University of Cantabria, Spain
Title: The chronic complex patient in Cantabria and Balearic Island (Spain). An Observational Study
Francisco Jose Amo Setien gained a PhD in Health Sciences (University of Cantabria, UC) in 2017, holds an inter-university Master's Degree in "Genetic, nutritional and environmental conditioning factors of growth and development" (UC) and a Nursing Degree (UC). Francisco Jose has gained research experience in the field of nutrition, obesity in children and adolescents with intellectual disabilities, as well as in health related quality of life in patients with chronic diseases, and he has been a full-time teaching assistant in the area of community health in the nursing department of the University of Cantabria since 2014.

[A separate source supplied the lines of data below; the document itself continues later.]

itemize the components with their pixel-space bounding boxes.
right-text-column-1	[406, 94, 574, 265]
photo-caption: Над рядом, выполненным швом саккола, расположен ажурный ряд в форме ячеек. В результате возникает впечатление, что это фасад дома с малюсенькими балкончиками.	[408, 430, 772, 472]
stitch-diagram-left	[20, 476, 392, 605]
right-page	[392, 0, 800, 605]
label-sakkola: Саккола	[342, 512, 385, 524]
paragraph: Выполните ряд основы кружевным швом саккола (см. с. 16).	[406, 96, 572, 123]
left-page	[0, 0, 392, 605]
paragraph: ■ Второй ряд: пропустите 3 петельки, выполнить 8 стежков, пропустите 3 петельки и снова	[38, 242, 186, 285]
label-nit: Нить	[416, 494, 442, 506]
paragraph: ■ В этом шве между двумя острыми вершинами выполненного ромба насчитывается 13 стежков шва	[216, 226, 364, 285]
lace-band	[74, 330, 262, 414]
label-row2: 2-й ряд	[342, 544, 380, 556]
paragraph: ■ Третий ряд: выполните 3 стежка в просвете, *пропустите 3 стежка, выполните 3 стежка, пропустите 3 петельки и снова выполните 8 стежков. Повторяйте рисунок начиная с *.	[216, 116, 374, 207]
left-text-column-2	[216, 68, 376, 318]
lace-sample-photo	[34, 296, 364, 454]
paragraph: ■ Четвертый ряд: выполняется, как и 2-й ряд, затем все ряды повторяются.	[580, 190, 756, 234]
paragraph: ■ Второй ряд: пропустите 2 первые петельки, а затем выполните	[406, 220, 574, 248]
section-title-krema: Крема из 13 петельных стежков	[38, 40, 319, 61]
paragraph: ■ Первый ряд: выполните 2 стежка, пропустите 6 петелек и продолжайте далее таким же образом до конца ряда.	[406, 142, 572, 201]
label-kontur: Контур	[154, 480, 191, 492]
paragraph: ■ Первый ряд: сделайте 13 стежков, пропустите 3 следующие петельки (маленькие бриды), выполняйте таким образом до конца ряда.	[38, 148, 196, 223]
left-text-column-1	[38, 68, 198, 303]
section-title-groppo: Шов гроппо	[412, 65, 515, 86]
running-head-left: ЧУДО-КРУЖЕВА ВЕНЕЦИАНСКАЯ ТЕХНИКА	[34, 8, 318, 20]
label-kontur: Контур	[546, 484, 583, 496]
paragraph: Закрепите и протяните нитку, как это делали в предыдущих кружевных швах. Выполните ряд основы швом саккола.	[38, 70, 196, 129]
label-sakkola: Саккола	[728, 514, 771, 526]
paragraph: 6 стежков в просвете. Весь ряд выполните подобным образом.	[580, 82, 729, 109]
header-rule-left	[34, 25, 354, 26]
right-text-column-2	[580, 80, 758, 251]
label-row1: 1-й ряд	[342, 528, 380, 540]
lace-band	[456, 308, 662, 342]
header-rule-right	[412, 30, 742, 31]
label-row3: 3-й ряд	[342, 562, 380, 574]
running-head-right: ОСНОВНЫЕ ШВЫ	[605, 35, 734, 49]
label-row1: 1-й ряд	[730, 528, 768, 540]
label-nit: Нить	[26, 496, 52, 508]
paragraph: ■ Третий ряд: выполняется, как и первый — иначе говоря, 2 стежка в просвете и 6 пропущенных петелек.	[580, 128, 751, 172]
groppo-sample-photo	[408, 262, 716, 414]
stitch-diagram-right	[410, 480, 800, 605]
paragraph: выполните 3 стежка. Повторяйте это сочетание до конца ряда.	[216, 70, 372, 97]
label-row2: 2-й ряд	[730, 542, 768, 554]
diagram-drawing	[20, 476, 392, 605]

Chonicity management is the greatest challenge that the Spanish national health system faces, having to invest 80% of health expenditure to deal with this problem. Complex chronic patients (CCPs) are those patients in which several chronic pathologies coexist with frequent decompensation and high risk of functional loss. CCPs represent between 3-5% of the Spanish population and consume a high percentage of the resources. Objective: To describe the level of dependence and cognitive impairment experienced by chronic complex patients in the urban area of Santander (Cantabria) and Palma (Balearic Islands). Methods: A multicenter, cross-sectional study involving over 18-year-old CCPs located at 3-4 level of the risk pyramid in the care model to chronicity. They are located in the urban area of Primary Care in Santander (Cantabria) and Palma (Balearic Islands). Barthel Index was used to assess dependence and cognitive deterioration was assessed through the Pfeiffer test. Results: 20 Health Centers from Santander (n = 2885) and 16 from Palma (n = 1631) participated in the study. The average age of the selected chronic patients was 77 years (SD = 12.3). 27.4% presented moderate, severe or total dependence and 23.6% moderate or significant cognitive impairment. A linear relationship was observed between the scores in the Pfeiffer test and the Barthel index (r=-0.47, p <0.001). The hospital admission rate correlated with the score in the Pfeiffer test (r = 0.2, p <0.001) and in the Barthel index (r = -0.19, p <0.001). Conclusions: Age, dependency level, cognitive deterioration and hospital admission rate are intimately related in complex chronic patients. Therefore, it is important to continue promoting care models aimed at reducing dependency.
Abstract 2: A systematic review and meta-analysis of nursing interventions in patients with chronic diseases
Nurses often perform interventions aimed at improving the health-related quality of life (HRQOL) in patients with chronic diseases. However, the amount of information generated, sometimes contradictory, makes it difficult to interpret the results. This systematic review allows empirical evidence to be summarized. Thus, the purpose of this study is to determine, through a systematic review and a meta-analysis, the characteristics of the nursing interventions, performed in people/patients over 18 years old with chronic diseases, which involve an improvement in their HRQOL. A literature search was performed in six electronic databases (Pubmed, Scopus, WOS, CINAHL, Web of Science and Cochran) from September until December 2017. Also, bibliographies of relevant papers and publications were hand searched. Study Selection: Randomized controlled trials (RCTs) and cluster-RCTs, with at least two groups of patients in which a nurse was involved. Data Extraction and Synthesis: Two authors independently reviewed studies for inclusion, extracted data, and assessed study quality with discrepancies being solved through discussion. In the meta-analysis, Effect Sizes (ESs) were calculated for each outcome by calculating the standardized mean change for each sample. Findings: This systematic review synthesizes data from 38 studies, published between 2003 and 2015, that provided a sample of 6480 people with a mean age of 68.4 years (SD = 8.7). In 60.6% of the interventions a single component was used, being education the one most commonly used. 72.5% of the interventions were not based on a theory. The duration of the interventions ranged from 4-104 weeks, with a mean of 12 sessions and 54.2 minutes/session. SF-36 questionnaire was the most often used to evaluate HRQOL. After the intervention, most of the studies showed a slight HRQOL improvement (ES = 0.1) in the intervention group. Conclusions: Nurses interventions had a little, but significant beneficial effect on HRQOL.